Рассказ с моралью
«Con tal que las costumbres de un autor» — пишет дон Томас де Лас
Торрес {1*} в предисловии к своим «Любовным стихам», — «sean puras у castas,
importa muy poco que no sean igualmente severas sus obras», что в переводе
на простой язык значит если нравственность самого автора не вызывает
сомнений, неважно, что за мораль содержится в его книгах. Мы полагаем, что
дон Торрес за это утверждение находится сейчас в чистилище. Поэтической
справедливости ради стоило бы продержать его там до тех пор, пока его
«Любовные стихи» не будут распроданы или не покроются на полках пылью из-за
отсутствия читателей. В каждой книге должна быть мораль; и, что гораздо
важнее, критики давно уже обнаружили, что в каждой книге она есть. Не так
давно Филипп Меланхтон {2*} написал комментарий к «Войне мышей и лягушек»
{3*}, где доказал, что целью поэта было возбудить отвращение к мятежу. Пьер
Ла Сен {4*} пошел дальше, заявив, что поэт имел намерение внушить молодым
людям, что в еде и питье следует соблюдать умеренность. Точно таким же
образом Якобус Гюго {5*} утверждает, что в лице Эвнея {6*} Гомер изобразил
Жана Кальвина {7*}, в Антиное {8*} — Мартина Лютера, в лотофагах {9*} —
вообще протестантов, а в гарпиях — голландцев. Новейшие наши схоласты столь
же проницательны.

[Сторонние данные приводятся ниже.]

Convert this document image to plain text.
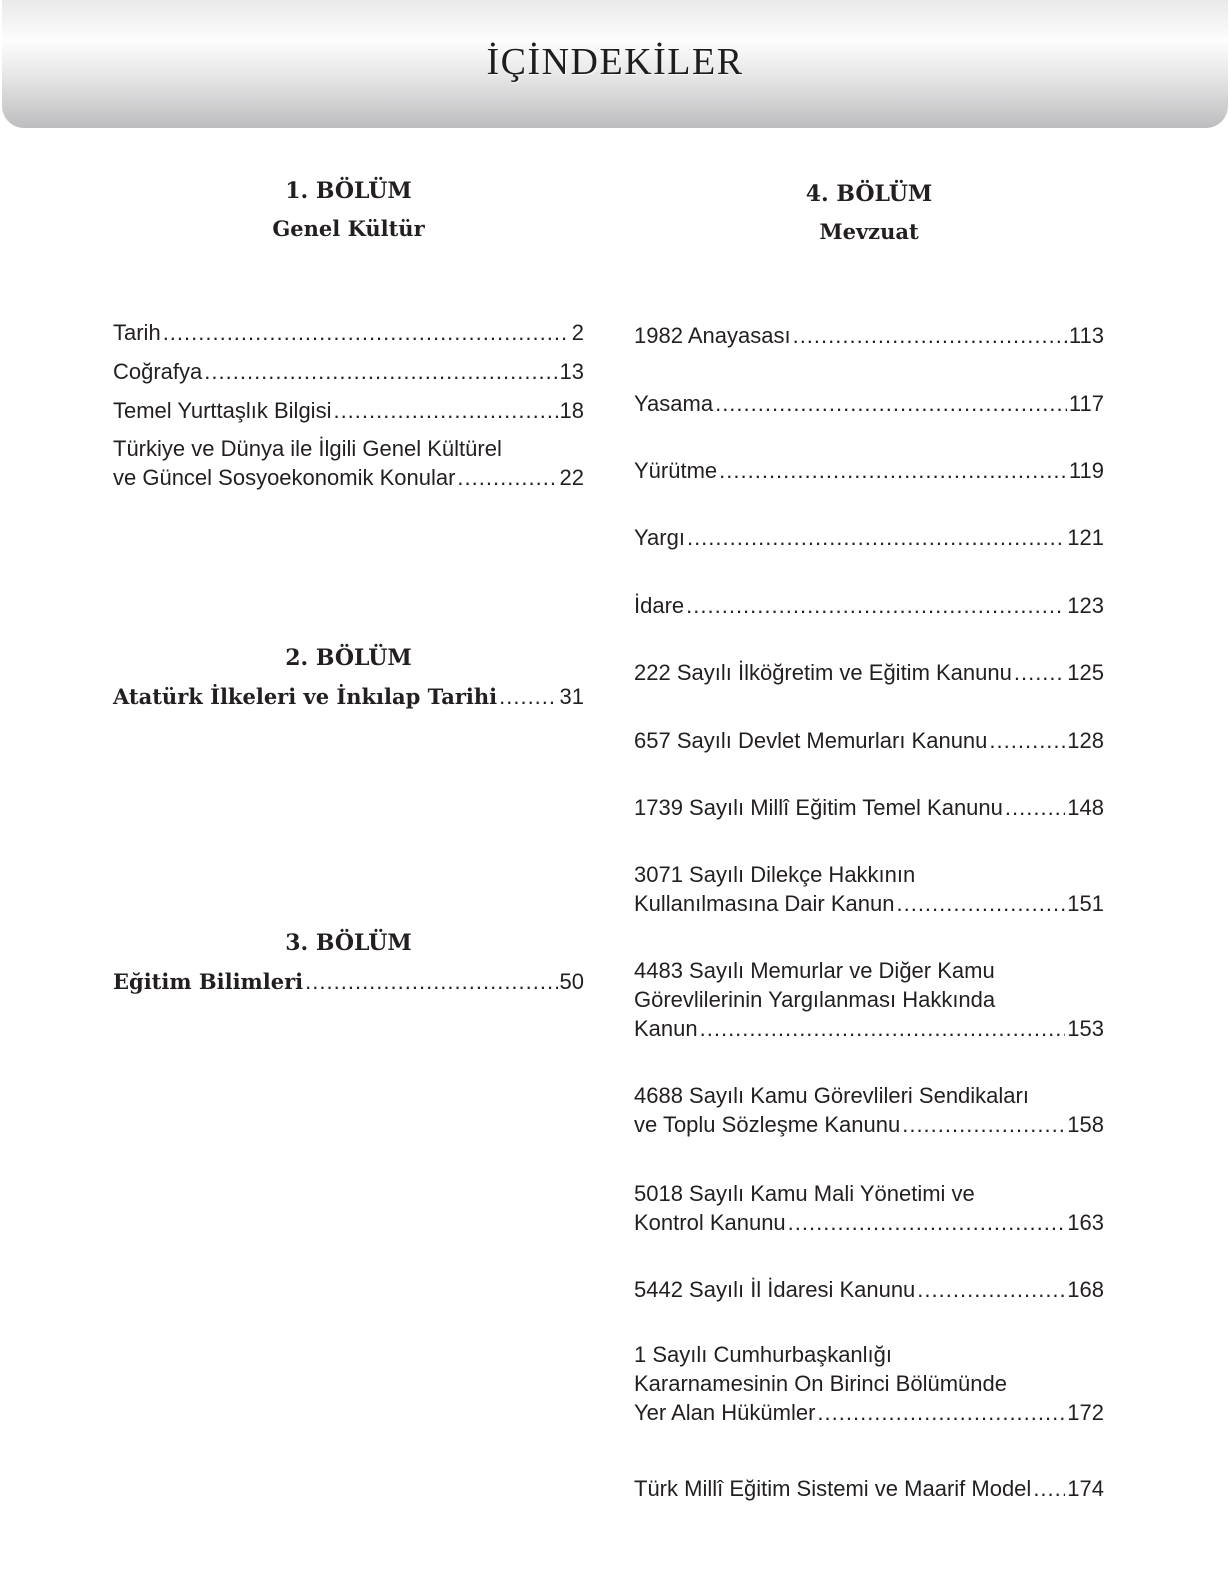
İÇİNDEKİLER
1. BÖLÜM
Genel Kültür
Tarih .....	2
Coğrafya .....	13
Temel Yurttaşlık Bilgisi .....	18
Türkiye ve Dünya ile İlgili Genel Kültürel
ve Güncel Sosyoekonomik Konular .....	22
2. BÖLÜM
Atatürk İlkeleri ve İnkılap Tarihi .....	31
3. BÖLÜM
Eğitim Bilimleri .....	50
4. BÖLÜM
Mevzuat
1982 Anayasası .....	113
Yasama .....	117
Yürütme .....	119
Yargı .....	121
İdare .....	123
222 Sayılı İlköğretim ve Eğitim Kanunu .....	125
657 Sayılı Devlet Memurları Kanunu .....	128
1739 Sayılı Millî Eğitim Temel Kanunu .....	148
3071 Sayılı Dilekçe Hakkının
Kullanılmasına Dair Kanun .....	151
4483 Sayılı Memurlar ve Diğer Kamu
Görevlilerinin Yargılanması Hakkında
Kanun .....	153
4688 Sayılı Kamu Görevlileri Sendikaları
ve Toplu Sözleşme Kanunu .....	158
5018 Sayılı Kamu Mali Yönetimi ve
Kontrol Kanunu .....	163
5442 Sayılı İl İdaresi Kanunu .....	168
1 Sayılı Cumhurbaşkanlığı
Kararnamesinin On Birinci Bölümünde
Yer Alan Hükümler .....	172
Türk Millî Eğitim Sistemi ve Maarif Model ..... 174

Эти молодцы находят скрытый смысл в «Допотопных» {10*},
нравоучение в «Поухатане» {11*}, новую философию в «Робине-Бобине» {12*} и
трансцендентализм в «Мальчике-с-пальчике». Словом, они доказали, что если уж
кто-нибудь берется за перо, то обязательно с самыми глубокими мыслями. Так
что авторам теперь не о чем беспокоиться. Романист, к примеру, может
совершенно не думать о морали.
Она в книге есть — где именно, неизвестно, но есть, — а в остальном
пусть критики и мораль позаботятся о себе сами. А когда пробьет час, все,
что хотел сказать этот господин (я имею в виду, конечно, романиста), и все,
чего он не хотел сказать, все предстанет на суд в «Дайеле» {13*} или в
«Даун-Истере» {14*}, равно как и то, что он должен был хотеть, и то, что он
явно собирался хотеть, — словом, в конце концов, все будет в порядке.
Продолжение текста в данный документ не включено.